Jason Szep's Washingtonpost.com (originally from Reuters) article, Technology Reshapes America's Classrooms starts off with exciting examples from a charter school in Boston that is using technology in revolutionary ways not seen in many public schools.
It has no textbooks. Students receive laptops at the start of
each day, returning them at the end. Teachers and students maintain blogs. Staff
and parents chat on instant messaging software. Assignments are submitted
through electronic "drop boxes" on the school's Web site.

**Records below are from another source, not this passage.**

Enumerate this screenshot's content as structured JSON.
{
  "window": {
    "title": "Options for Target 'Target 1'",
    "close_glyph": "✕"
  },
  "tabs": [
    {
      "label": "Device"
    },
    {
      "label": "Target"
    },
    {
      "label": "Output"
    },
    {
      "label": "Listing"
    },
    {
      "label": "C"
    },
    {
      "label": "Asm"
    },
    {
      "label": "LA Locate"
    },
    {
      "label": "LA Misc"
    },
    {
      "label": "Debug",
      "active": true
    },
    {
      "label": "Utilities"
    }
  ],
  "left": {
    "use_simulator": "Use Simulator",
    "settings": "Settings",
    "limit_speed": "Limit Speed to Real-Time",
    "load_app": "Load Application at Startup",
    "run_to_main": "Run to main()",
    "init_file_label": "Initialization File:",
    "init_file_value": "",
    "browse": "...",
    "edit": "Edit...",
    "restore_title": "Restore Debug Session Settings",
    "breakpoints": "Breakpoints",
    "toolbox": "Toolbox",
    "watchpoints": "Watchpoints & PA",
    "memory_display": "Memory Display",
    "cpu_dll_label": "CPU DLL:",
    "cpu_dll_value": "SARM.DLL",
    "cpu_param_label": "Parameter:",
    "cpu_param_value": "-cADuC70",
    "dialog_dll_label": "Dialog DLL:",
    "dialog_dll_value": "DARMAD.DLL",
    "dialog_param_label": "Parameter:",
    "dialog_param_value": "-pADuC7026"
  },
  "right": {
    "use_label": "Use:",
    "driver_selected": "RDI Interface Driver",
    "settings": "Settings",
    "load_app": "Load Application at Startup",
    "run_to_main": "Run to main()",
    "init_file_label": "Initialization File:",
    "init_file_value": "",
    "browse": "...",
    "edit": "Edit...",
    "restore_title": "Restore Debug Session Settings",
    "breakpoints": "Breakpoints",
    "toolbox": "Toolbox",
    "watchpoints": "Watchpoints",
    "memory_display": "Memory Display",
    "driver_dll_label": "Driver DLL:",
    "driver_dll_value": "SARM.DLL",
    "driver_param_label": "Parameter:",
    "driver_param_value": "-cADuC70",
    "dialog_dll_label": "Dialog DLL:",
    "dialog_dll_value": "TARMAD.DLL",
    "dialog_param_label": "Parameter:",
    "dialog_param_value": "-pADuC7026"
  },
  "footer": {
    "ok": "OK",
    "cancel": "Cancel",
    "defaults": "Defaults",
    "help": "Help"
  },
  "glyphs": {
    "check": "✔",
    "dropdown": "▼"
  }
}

"The dog ate my homework" is no excuse here.The experiment ... began two years ago at cost of about $2 million, but last year was the first in which all 7th and 8th grade students received laptops. Classwork is done in Google Inc's free applications like Google Docs, or Apple's iMovie
and specialized educational software like FASTT Math.Unlike traditional schools, Frederick's students work at vastly
different levels in the same classroom. Children with special needs rub
shoulders with high performers. Computers track a range of aptitude levels,
allowing teachers to tailor their teaching to their students' weakest areas,
The potential implications of this are exciting for an inclusion advocate, like myself, although I imagine the students with special needs are probably students with high incidence disabilities, as opposed to the students with low incidence disabilities that I typically support in general ed settings. It is nice to see mainstream media acknowledging the impact technology and a Universally Designed for Learning classroom (even though it does not use this term) can have on teaching.
The article goes on to discuss the impact of the internet on education and the prediction that 50% of high school courses will be taught online by 2019. It makes me think Karl Fisch's 20/20 Vision may run ahead of schedule, beyond even his foretelling of President Obama!